Qui était donc ce tonitruant critique des banques ? Nul autre que Lawrence Summers, économiste en chef de l'administration Obama - et l'un des architectes de la politique de la banque de l'administration Obama, qui jusqu'à présent y était allé doucement sur les institutions financières en espérant qu'elles s’arrangent toute seules.
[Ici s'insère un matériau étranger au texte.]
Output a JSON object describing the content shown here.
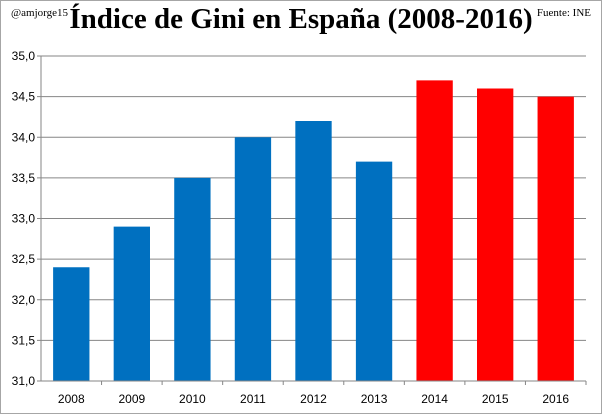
{
  "header": {
    "author": "@amjorge15",
    "source": "Fuente: INE"
  },
  "chart_data": {
    "type": "bar",
    "title": "Índice de Gini en España (2008-2016)",
    "xlabel": "",
    "ylabel": "",
    "categories": [
      "2008",
      "2009",
      "2010",
      "2011",
      "2012",
      "2013",
      "2014",
      "2015",
      "2016"
    ],
    "values": [
      32.4,
      32.9,
      33.5,
      34.0,
      34.2,
      33.7,
      34.7,
      34.6,
      34.5
    ],
    "bar_colors": [
      "#0070c0",
      "#0070c0",
      "#0070c0",
      "#0070c0",
      "#0070c0",
      "#0070c0",
      "#ff0000",
      "#ff0000",
      "#ff0000"
    ],
    "ylim": [
      31.0,
      35.0
    ],
    "yticks": [
      31.0,
      31.5,
      32.0,
      32.5,
      33.0,
      33.5,
      34.0,
      34.5,
      35.0
    ],
    "ytick_labels": [
      "31,0",
      "31,5",
      "32,0",
      "32,5",
      "33,0",
      "33,5",
      "34,0",
      "34,5",
      "35,0"
    ],
    "grid": true,
    "legend": "none",
    "colors": {
      "grid": "#868686",
      "axis": "#868686"
    }
  }
}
Pourquoi ce changement de ton? Les fonctionnaires des administrations sont furieux de la façon dont le lobbying de l'industrie financière, quelques mois seulement après avoir reçu un plan de sauvetage gigantesque des contribuables, est farouchement contre une réforme sérieuse. Mais on peut se demander à quoi ils s'attendaient. Ils ont suivi une soft, très soft politique, en fournissant de l’aide avec quelques moyens, alors que tout Wall Street était dans les cordes, ce qui leur a laissé très peu de levier par rapport aux entreprises telles que Goldman qui vont, maintenant de nouveau gagner beaucoup d'argent.
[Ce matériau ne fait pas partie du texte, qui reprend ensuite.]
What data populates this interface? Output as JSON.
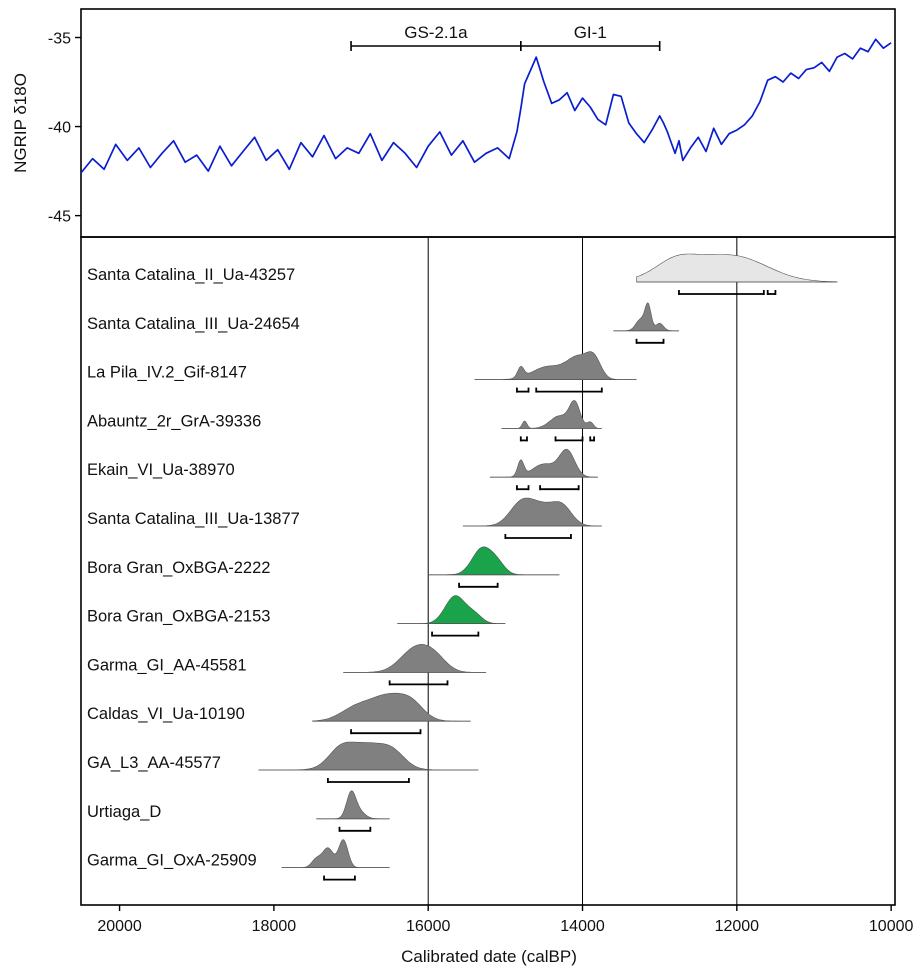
{
  "chart_data": [
    {
      "type": "line",
      "ylabel": "NGRIP δ18O",
      "xlim": [
        20500,
        9950
      ],
      "ylim": [
        -46.2,
        -33.4
      ],
      "yticks": [
        -35,
        -40,
        -45
      ],
      "line_color": "#0a1ecf",
      "stages": [
        {
          "label": "GS-2.1a",
          "start": 17000,
          "end": 14800
        },
        {
          "label": "GI-1",
          "start": 14800,
          "end": 13000
        }
      ],
      "series": [
        {
          "x": [
            20500,
            20350,
            20200,
            20050,
            19900,
            19750,
            19600,
            19450,
            19300,
            19150,
            19000,
            18850,
            18700,
            18550,
            18400,
            18250,
            18100,
            17950,
            17800,
            17650,
            17500,
            17350,
            17200,
            17050,
            16900,
            16750,
            16600,
            16450,
            16300,
            16150,
            16000,
            15850,
            15700,
            15550,
            15400,
            15250,
            15100,
            14950,
            14850,
            14800,
            14750,
            14700,
            14650,
            14600,
            14500,
            14400,
            14300,
            14200,
            14100,
            14000,
            13900,
            13800,
            13700,
            13600,
            13500,
            13400,
            13300,
            13200,
            13100,
            13000,
            12950,
            12900,
            12850,
            12800,
            12750,
            12700,
            12600,
            12500,
            12400,
            12300,
            12200,
            12100,
            12000,
            11900,
            11800,
            11700,
            11600,
            11500,
            11400,
            11300,
            11200,
            11100,
            11000,
            10900,
            10800,
            10700,
            10600,
            10500,
            10400,
            10300,
            10200,
            10100,
            10000
          ],
          "y": [
            -42.6,
            -41.8,
            -42.4,
            -41.0,
            -41.9,
            -41.2,
            -42.3,
            -41.5,
            -40.8,
            -42.0,
            -41.6,
            -42.5,
            -41.1,
            -42.2,
            -41.4,
            -40.6,
            -41.9,
            -41.3,
            -42.4,
            -40.9,
            -41.7,
            -40.5,
            -41.8,
            -41.2,
            -41.5,
            -40.4,
            -41.9,
            -40.9,
            -41.5,
            -42.3,
            -41.1,
            -40.3,
            -41.6,
            -40.8,
            -42.0,
            -41.5,
            -41.2,
            -41.8,
            -40.3,
            -39.0,
            -37.6,
            -37.1,
            -36.6,
            -36.1,
            -37.5,
            -38.7,
            -38.5,
            -38.1,
            -39.1,
            -38.4,
            -38.9,
            -39.6,
            -39.9,
            -38.2,
            -38.3,
            -39.8,
            -40.4,
            -40.9,
            -40.2,
            -39.4,
            -39.8,
            -40.3,
            -40.9,
            -41.5,
            -40.8,
            -41.9,
            -41.2,
            -40.6,
            -41.4,
            -40.1,
            -41.0,
            -40.4,
            -40.2,
            -39.9,
            -39.4,
            -38.6,
            -37.4,
            -37.2,
            -37.5,
            -37.0,
            -37.3,
            -36.8,
            -36.7,
            -36.4,
            -36.9,
            -36.1,
            -35.9,
            -36.2,
            -35.6,
            -35.8,
            -35.1,
            -35.6,
            -35.3
          ]
        }
      ]
    },
    {
      "type": "range-plot",
      "xlabel": "Calibrated date (calBP)",
      "xlim": [
        20500,
        9950
      ],
      "xticks": [
        20000,
        18000,
        16000,
        14000,
        12000,
        10000
      ],
      "reference_lines": [
        16000,
        14000,
        12000
      ],
      "samples": [
        {
          "label": "Santa Catalina_II_Ua-43257",
          "color": "#e6e6e6",
          "range": [
            13300,
            10700
          ],
          "peaks": [
            [
              12400,
              500,
              0.9
            ],
            [
              11900,
              400,
              0.7
            ],
            [
              12800,
              250,
              0.6
            ]
          ],
          "hpd": [
            [
              12750,
              11650
            ],
            [
              11600,
              11500
            ]
          ]
        },
        {
          "label": "Santa Catalina_III_Ua-24654",
          "color": "#808080",
          "range": [
            13600,
            12750
          ],
          "peaks": [
            [
              13150,
              40,
              1.0
            ],
            [
              13250,
              60,
              0.45
            ],
            [
              13000,
              50,
              0.3
            ]
          ],
          "hpd": [
            [
              13300,
              12950
            ]
          ]
        },
        {
          "label": "La Pila_IV.2_Gif-8147",
          "color": "#808080",
          "range": [
            15400,
            13300
          ],
          "peaks": [
            [
              14050,
              150,
              1.0
            ],
            [
              13850,
              90,
              0.8
            ],
            [
              14800,
              40,
              0.5
            ],
            [
              14450,
              200,
              0.6
            ]
          ],
          "hpd": [
            [
              14850,
              14700
            ],
            [
              14600,
              13750
            ]
          ]
        },
        {
          "label": "Abauntz_2r_GrA-39336",
          "color": "#808080",
          "range": [
            15050,
            13750
          ],
          "peaks": [
            [
              14100,
              70,
              1.0
            ],
            [
              14750,
              30,
              0.3
            ],
            [
              14300,
              120,
              0.5
            ],
            [
              13900,
              40,
              0.25
            ]
          ],
          "hpd": [
            [
              14800,
              14720
            ],
            [
              14350,
              14000
            ],
            [
              13900,
              13850
            ]
          ]
        },
        {
          "label": "Ekain_VI_Ua-38970",
          "color": "#808080",
          "range": [
            15200,
            13800
          ],
          "peaks": [
            [
              14200,
              100,
              1.0
            ],
            [
              14800,
              40,
              0.6
            ],
            [
              14500,
              150,
              0.5
            ]
          ],
          "hpd": [
            [
              14850,
              14700
            ],
            [
              14550,
              14050
            ]
          ]
        },
        {
          "label": "Santa Catalina_III_Ua-13877",
          "color": "#808080",
          "range": [
            15550,
            13750
          ],
          "peaks": [
            [
              14800,
              150,
              0.9
            ],
            [
              14500,
              200,
              0.9
            ],
            [
              14250,
              120,
              0.6
            ]
          ],
          "hpd": [
            [
              15000,
              14150
            ]
          ]
        },
        {
          "label": "Bora Gran_OxBGA-2222",
          "color": "#1aa34a",
          "range": [
            16000,
            14300
          ],
          "peaks": [
            [
              15300,
              130,
              1.0
            ],
            [
              15100,
              100,
              0.35
            ]
          ],
          "hpd": [
            [
              15600,
              15100
            ]
          ]
        },
        {
          "label": "Bora Gran_OxBGA-2153",
          "color": "#1aa34a",
          "range": [
            16400,
            15000
          ],
          "peaks": [
            [
              15650,
              130,
              1.0
            ],
            [
              15400,
              100,
              0.3
            ]
          ],
          "hpd": [
            [
              15950,
              15350
            ]
          ]
        },
        {
          "label": "Garma_GI_AA-45581",
          "color": "#808080",
          "range": [
            17100,
            15250
          ],
          "peaks": [
            [
              16150,
              200,
              1.0
            ],
            [
              15900,
              150,
              0.4
            ]
          ],
          "hpd": [
            [
              16500,
              15750
            ]
          ]
        },
        {
          "label": "Caldas_VI_Ua-10190",
          "color": "#808080",
          "range": [
            17500,
            15450
          ],
          "peaks": [
            [
              16500,
              250,
              1.0
            ],
            [
              16950,
              200,
              0.45
            ],
            [
              16200,
              150,
              0.4
            ]
          ],
          "hpd": [
            [
              17000,
              16100
            ]
          ]
        },
        {
          "label": "GA_L3_AA-45577",
          "color": "#808080",
          "range": [
            18200,
            15350
          ],
          "peaks": [
            [
              16800,
              280,
              1.0
            ],
            [
              17150,
              150,
              0.5
            ],
            [
              16450,
              150,
              0.4
            ]
          ],
          "hpd": [
            [
              17300,
              16250
            ]
          ]
        },
        {
          "label": "Urtiaga_D",
          "color": "#808080",
          "range": [
            17450,
            16500
          ],
          "peaks": [
            [
              17000,
              60,
              1.0
            ],
            [
              16900,
              80,
              0.3
            ]
          ],
          "hpd": [
            [
              17150,
              16750
            ]
          ]
        },
        {
          "label": "Garma_GI_OxA-25909",
          "color": "#808080",
          "range": [
            17900,
            16500
          ],
          "peaks": [
            [
              17100,
              60,
              1.0
            ],
            [
              17300,
              70,
              0.7
            ],
            [
              17450,
              60,
              0.3
            ]
          ],
          "hpd": [
            [
              17350,
              16950
            ]
          ]
        }
      ]
    }
  ]
}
Mais il y a un problème encore plus important: alors que le côté des spéculateurs de l’industrie financière, aux opérations de trading ,est extrêmement rentable à nouveau, la part de la banque qui compte vraiment - les prêts, qui alimentent l'investissement et la création d'emplois – ne l’est pas. Les principales banques restent financièrement faibles, et leur faiblesse nuit à l'économie dans son ensemble.

Vous vous rappelez que plus tôt cette année, il y avait un grand débat sur la façon d'obtenir à nouveau des prêts des banques. Certains analystes, dont moi-même, ont fait valoir qu'au moins quelques grandes banques avaient besoin d'un apport de capitaux des contribuables, et que la seule façon d'y parvenir était de nationaliser temporairement les banques les plus en difficulté. Le débat s’est arrêté, après que Citigroup et Bank of America, les maillons faibles du système bancaire, aient annoncé des profits surprise. Tout allait bien, nous a-t-on dit, maintenant que les banques étaient de nouveau rentables.

Mais une chose marrante s'est produite sur le chemin du retour à un système bancaire solide: la semaine dernière, les deux Citi et BofA ont annoncé des pertes au troisième trimestre. Qu'est-il arrivé ?

Une partie de la réponse c’est que ces bénéfices antérieurs sont en partie le fruit de l'imagination des comptables. Plus largement, cependant, nous cherchons la reprise de l'économie réelle. Dans la première phase de la crise, Main Street a été puni pour les méfaits, de Wall Street, maintenant la large détresse économique, en particulier la persistance du chômage élevé, se traduit par de lourdes pertes sur les prêts hypothécaires et les cartes de crédit.

Et voici la chose : La faiblesse persistante de nombreuses banques contribue à perpétuer cette détresse économique. Les banques restent réticentes à prêter, et le resserrement du crédit, en particulier pour les petites entreprises, se dresse sur le chemin de la forte reprise dont nous avons besoin.

Et maintenant ? M. Summers insiste toujours pour que l'administration fasse la bonne chose : plus de fourniture de capital publique, dit-il, "n’aurait pas été une stratégie pour résoudre les problèmes." Peu importe. En tout cas, comme question politique le moment pour une action radicale sur les banques est clairement passé.

L'essentiel, pour le moment est sans doute d'en faire autant que possible pour soutenir la croissance d'emplois. Avec de la chance, ce sera de produire un cercle vertueux dans lequel l'amélioration du climat économique renforce les banques, qui deviennent alors plus disposés à prêter.

Au-delà de ça, nous avons désespérément besoin de passer une réforme financière efficace. Car si nous ne le faisons pas, les banquiers recommenceront bientôt à prendre des risques encore plus grand qu'ils ne le faisaient avant cette crise. Après tout, la leçon de ces derniers mois a été très claire: Quand les banquiers jouer avec l'argent des autres, c’est face ils gagnent, pile nous perdons.